LONDON (Reuters) - Britain’s Lloyds Banking Group (LLOY.L) shrugged off fears of a chaotic, no-deal Brexit and pledged to keep pumping credit into the economy regardless of the outcome of negotiations between Brussels and London.
The bank’s finance chief George Culmer told reporters on Thursday that Lloyds remains hopeful that the two sides can secure a deal before Brexit day in March 2019, when the UK will undergo its biggest policy shift in four decades.
“There is great uncertainty out there, but our continued expectation is for some sort of withdrawal agreement going forward,” Culmer said, adding that 97 percent of the bank’s business is UK-focused.
“What is fundamental is that we continue to support our customers whatever the outcome.”

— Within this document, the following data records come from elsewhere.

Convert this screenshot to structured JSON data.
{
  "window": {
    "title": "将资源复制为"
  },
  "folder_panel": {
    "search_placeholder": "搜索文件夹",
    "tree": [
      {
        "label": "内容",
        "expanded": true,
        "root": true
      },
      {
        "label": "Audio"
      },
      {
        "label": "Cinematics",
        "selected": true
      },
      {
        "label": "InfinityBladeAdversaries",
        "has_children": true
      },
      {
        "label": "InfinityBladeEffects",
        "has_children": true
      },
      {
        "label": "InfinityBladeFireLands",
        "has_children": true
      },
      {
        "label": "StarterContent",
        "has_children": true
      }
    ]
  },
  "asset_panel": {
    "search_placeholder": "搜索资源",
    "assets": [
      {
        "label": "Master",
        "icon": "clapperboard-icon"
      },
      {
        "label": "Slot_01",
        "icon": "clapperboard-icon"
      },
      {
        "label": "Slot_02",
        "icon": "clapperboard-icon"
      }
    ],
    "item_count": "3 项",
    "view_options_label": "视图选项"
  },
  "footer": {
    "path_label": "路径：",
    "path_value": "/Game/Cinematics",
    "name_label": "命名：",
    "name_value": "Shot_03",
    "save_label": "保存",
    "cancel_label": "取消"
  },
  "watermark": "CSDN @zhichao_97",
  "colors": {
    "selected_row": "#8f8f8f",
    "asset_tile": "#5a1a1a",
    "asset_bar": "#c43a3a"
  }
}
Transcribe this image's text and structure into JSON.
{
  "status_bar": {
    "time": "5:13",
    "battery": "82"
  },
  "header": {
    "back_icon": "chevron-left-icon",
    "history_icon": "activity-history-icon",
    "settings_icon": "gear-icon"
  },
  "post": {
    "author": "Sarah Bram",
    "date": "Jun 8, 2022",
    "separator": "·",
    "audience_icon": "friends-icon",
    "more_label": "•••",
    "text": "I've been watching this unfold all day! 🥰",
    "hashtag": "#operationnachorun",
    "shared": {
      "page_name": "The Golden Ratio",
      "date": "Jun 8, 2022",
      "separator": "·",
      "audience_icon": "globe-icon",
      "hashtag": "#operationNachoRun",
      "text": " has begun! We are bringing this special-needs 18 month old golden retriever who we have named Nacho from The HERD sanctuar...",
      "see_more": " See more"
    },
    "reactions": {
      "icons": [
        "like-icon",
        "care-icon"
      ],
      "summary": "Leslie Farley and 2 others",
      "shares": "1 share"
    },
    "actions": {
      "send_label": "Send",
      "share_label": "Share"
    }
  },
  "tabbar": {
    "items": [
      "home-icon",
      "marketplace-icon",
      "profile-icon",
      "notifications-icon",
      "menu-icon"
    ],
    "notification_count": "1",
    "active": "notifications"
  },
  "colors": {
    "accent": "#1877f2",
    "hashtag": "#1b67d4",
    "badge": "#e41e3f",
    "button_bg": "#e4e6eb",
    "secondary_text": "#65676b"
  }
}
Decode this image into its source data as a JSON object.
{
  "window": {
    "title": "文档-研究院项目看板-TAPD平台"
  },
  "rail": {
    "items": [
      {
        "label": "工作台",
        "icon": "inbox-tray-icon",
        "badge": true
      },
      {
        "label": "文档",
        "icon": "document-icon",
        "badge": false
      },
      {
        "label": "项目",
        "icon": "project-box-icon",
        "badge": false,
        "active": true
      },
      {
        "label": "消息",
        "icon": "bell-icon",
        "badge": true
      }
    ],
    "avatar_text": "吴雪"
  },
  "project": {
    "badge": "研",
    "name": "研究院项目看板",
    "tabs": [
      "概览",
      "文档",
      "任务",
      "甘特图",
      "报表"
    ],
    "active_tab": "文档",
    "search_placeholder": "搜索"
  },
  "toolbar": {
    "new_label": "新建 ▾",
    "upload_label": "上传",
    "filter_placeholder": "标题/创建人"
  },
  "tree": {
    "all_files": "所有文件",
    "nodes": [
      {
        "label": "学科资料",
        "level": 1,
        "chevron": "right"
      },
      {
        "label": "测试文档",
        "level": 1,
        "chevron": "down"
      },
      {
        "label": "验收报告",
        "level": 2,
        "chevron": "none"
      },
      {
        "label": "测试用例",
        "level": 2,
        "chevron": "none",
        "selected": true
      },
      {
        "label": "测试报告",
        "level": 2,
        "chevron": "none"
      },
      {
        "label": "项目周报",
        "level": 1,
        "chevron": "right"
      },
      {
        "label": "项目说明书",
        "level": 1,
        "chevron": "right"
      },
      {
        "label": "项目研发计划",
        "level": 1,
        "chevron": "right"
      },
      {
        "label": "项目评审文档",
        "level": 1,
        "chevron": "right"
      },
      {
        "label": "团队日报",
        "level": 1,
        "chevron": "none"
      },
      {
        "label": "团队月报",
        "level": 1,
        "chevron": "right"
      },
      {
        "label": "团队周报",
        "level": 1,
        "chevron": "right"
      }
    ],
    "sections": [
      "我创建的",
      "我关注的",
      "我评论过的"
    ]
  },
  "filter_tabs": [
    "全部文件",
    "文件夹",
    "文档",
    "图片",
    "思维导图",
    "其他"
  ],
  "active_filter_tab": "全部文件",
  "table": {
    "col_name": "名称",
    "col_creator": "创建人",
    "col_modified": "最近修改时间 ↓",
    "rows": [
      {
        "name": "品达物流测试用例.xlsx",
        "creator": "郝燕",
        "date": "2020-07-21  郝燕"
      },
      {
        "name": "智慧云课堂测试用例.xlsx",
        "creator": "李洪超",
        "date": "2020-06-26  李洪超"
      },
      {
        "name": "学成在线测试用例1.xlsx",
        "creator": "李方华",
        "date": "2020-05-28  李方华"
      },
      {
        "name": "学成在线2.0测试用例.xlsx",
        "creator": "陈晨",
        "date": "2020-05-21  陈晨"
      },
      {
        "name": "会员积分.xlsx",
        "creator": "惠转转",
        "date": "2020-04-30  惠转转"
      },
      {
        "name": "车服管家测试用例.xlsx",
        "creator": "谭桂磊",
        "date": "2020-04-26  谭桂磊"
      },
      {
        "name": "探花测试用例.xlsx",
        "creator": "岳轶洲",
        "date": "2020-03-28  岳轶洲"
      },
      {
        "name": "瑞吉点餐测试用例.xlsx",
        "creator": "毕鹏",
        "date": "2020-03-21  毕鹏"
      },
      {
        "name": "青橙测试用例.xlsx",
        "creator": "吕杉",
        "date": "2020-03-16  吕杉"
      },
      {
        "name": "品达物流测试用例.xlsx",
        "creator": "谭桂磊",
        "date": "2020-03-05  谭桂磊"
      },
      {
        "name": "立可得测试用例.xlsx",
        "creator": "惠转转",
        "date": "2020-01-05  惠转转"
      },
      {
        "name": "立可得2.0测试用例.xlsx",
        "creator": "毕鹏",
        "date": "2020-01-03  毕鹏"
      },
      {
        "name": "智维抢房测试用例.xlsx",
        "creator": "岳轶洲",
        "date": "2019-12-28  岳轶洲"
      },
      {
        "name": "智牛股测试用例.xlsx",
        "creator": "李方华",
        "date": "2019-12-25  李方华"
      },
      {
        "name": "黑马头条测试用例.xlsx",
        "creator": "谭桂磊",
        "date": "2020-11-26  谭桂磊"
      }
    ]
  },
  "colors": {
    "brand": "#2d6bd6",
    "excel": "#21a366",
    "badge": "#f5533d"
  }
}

Reuters this month reported that the Bank of England had laid out a contingency plan to ensure that banks such as Lloyds, Britain’s biggest mortgage lender, do not suddenly slam the brakes on lending in the event of a no-deal Brexit.
Lloyds, which is a bellwether for the economy given its broad exposure to UK consumers, said it had seen no change in customers’ ability to repay debt.
Despite lengthy talks between Britain and the European Union, the terms of divorce remain uncertain five months before the country leaves the bloc with or without a deal.
That has clouded confidence in British lenders and helped to drag down Lloyds’ share price by 17 percent this year despite its strong performance.
Lloyds shares remained flat at the market open after it reported a third-quarter pretax profit of 1.8 billion pounds ($2.32 billion), outperforming the 1.7 billion pound average from company-compiled analyst estimates.
It was helped by a growing net interest margin - a key measure of bank profitability - and falling costs. The net interest margin rose 8 basis points to 2.93 percent.
Lloyds also said it had grown its lending to small businesses and in higher-margin areas such as car finance - two strategic aims laid out in the three-year plan laid out in February.
The bank aims to digitize operations and grow outside of core markets such as mortgages, where it has effectively exhausted opportunities for significant growth.
Another key ambition is an increased presence in insurance and wealth, where the bank has secured two partnerships in recent weeks.
The bank reported a core capital ratio of 15.5 percent, up from 14.9 percent a year ago, reflecting continued efforts to make its balance sheet recession-proof.
CFO Culmer said the bank is likely to return some of that excess capital to shareholders, with the board set to make a decision after December.
In a separate statement, the bank said Culmer, who played a key role in turning Lloyds around after its 20.3 billion pound bailout in 2008, would retire after interim results in 2019.